Tentative Course Outline
| Week | Topic |
|---|---|
| Week 1 | Linear algebra review |
| Week 2 | Singular value decomposition and projection matrices |
| Week 3 | Gram-Schmidt orthonormalization, and QR factorization |
| Week 4 | The general linear model and the least squares problem |
| Week 5 | Identifiability and estimability |
| Week 6 | Gauss-Markov model and theorem |
| Week 7 | Distributional theory |
| Week 8 | Distributional theory (continued) |
| Week 9 | Hypothesis testing |
| Week 10 | Bootstrapping |
NCSU Policies, Regulations, and Rules
Students are responsible for reviewing the NC State University Policies, Rules, and Regulations (PRRs) which pertain to their course rights and responsibilities, including those referenced both below and above in this syllabus:
- Equal Opportunity and Non-Discrimination Policy Statement https://policies.ncsu.edu/policy/pol-04-25-05 with additional references at https://equalopportunity.ncsu.edu/policies/
- Code of Student Conduct https://policies.ncsu.edu/policy/pol-11-35-01
- Grades and Grade Point Average https://policies.ncsu.edu/regulation/reg-02-50-03
- Credit-Only Courses https://policies.ncsu.edu/regulation/reg-02-20-15
- Audits https://policies.ncsu.edu/regulation/reg-02-20-04
Policy on Academic Integrity
Cheating, plagiarism and other forms of academic dishonesty will not be tolerated. Violations of academic integrity will be handled in accordance with the Student Discipline Procedures (NCSU REG 11.35.02). Be aware of the Code of Student Conduct (NCSU POL11.35.01) and Pack Pledge.

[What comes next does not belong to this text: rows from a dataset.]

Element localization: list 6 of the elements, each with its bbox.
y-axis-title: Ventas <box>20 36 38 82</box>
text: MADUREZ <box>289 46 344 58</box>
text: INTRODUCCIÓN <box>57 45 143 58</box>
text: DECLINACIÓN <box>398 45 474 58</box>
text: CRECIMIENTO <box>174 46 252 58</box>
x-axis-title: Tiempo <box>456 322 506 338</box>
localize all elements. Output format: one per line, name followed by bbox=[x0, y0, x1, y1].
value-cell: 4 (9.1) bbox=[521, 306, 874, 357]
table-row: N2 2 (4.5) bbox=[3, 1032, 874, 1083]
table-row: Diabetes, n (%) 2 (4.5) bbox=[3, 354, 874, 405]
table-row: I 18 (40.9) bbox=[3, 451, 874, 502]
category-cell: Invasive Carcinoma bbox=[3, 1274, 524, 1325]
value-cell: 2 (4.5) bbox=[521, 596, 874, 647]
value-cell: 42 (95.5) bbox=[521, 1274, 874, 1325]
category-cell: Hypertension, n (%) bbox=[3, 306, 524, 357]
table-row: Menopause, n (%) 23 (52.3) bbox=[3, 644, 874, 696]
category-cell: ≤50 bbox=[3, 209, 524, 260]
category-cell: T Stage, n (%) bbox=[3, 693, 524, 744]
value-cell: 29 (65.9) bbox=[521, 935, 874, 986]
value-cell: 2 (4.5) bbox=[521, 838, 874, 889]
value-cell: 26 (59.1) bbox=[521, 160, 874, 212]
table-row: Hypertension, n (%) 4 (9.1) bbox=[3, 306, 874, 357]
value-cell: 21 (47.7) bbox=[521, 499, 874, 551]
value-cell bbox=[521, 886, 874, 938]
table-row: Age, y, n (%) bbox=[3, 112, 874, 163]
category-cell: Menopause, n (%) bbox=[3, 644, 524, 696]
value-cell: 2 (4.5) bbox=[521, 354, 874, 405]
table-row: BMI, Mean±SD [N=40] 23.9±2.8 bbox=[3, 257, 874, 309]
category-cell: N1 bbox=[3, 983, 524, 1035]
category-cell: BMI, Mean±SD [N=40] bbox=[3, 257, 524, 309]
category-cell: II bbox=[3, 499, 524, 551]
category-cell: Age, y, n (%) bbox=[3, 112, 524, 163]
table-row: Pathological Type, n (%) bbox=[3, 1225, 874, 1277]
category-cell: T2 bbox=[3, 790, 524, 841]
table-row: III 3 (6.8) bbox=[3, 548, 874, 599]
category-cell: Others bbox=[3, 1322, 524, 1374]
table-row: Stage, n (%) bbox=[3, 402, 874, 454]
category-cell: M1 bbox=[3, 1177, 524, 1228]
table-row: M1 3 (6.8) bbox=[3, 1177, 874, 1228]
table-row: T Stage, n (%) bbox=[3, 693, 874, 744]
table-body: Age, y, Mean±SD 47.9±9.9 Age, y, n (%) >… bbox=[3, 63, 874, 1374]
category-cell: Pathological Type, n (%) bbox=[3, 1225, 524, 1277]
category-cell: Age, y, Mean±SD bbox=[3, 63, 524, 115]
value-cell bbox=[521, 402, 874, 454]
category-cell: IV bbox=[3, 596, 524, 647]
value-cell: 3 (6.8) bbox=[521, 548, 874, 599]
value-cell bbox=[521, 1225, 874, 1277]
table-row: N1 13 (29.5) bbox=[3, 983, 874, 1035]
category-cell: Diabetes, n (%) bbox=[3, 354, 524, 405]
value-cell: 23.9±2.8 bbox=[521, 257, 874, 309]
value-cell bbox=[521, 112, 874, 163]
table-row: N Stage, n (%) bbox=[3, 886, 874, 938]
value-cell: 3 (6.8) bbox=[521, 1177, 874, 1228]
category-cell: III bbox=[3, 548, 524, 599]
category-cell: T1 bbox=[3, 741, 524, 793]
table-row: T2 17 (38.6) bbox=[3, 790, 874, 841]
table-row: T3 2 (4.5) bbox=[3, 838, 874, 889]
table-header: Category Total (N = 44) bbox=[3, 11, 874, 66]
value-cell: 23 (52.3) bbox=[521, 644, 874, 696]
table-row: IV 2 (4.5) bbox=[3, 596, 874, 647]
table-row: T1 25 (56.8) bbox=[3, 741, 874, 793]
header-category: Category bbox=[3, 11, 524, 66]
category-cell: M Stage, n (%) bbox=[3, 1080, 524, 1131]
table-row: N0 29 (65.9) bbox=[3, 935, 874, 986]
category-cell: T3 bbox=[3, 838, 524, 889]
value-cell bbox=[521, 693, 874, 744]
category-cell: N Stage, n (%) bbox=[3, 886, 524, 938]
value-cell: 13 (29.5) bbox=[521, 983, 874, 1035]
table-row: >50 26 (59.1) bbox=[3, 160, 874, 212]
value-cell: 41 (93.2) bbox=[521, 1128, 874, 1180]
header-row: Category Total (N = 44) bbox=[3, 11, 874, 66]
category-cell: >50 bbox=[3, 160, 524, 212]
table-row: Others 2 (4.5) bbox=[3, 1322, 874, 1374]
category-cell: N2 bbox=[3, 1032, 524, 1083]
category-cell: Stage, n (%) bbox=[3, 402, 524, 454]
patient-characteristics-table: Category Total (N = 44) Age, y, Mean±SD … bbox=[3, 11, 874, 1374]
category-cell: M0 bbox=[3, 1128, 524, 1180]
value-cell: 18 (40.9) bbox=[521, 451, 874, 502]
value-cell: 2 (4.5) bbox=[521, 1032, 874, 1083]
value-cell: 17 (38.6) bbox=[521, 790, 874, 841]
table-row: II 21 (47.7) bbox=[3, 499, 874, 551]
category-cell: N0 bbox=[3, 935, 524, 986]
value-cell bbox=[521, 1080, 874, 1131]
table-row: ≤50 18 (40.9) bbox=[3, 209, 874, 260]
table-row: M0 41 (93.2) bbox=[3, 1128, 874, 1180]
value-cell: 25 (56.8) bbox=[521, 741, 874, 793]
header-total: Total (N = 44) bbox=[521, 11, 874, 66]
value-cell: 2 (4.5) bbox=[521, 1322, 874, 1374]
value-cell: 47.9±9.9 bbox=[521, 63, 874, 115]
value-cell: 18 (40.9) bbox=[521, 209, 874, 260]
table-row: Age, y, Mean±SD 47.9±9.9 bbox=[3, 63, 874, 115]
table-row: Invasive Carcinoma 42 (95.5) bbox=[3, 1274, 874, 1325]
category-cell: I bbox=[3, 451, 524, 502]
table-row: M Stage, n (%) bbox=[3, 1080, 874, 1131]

Disability Services for Students
Reasonable accommodations will be made for students with verifiable disabilities. In order to take advantage of available accommodations, students must register with the Disability Resource Office at Holmes Hall, Suite 304, 2751 Cates Avenue, Campus Box 7509, 919-515-7653. For more information on NC State's policy on working with students with disabilities, please see the Academic Accommodations for Students with Disabilities Regulation (NCSU REG 02.20.01).
Privacy
Students may be required to disclose personally identifiable information to other students in the course, via digital tools, such as email or web-postings, where relevant to the course. Examples include online discussions of class topics, and posting of student coursework. All students are expected to respect the privacy of each other by not sharing or using such information outside the course.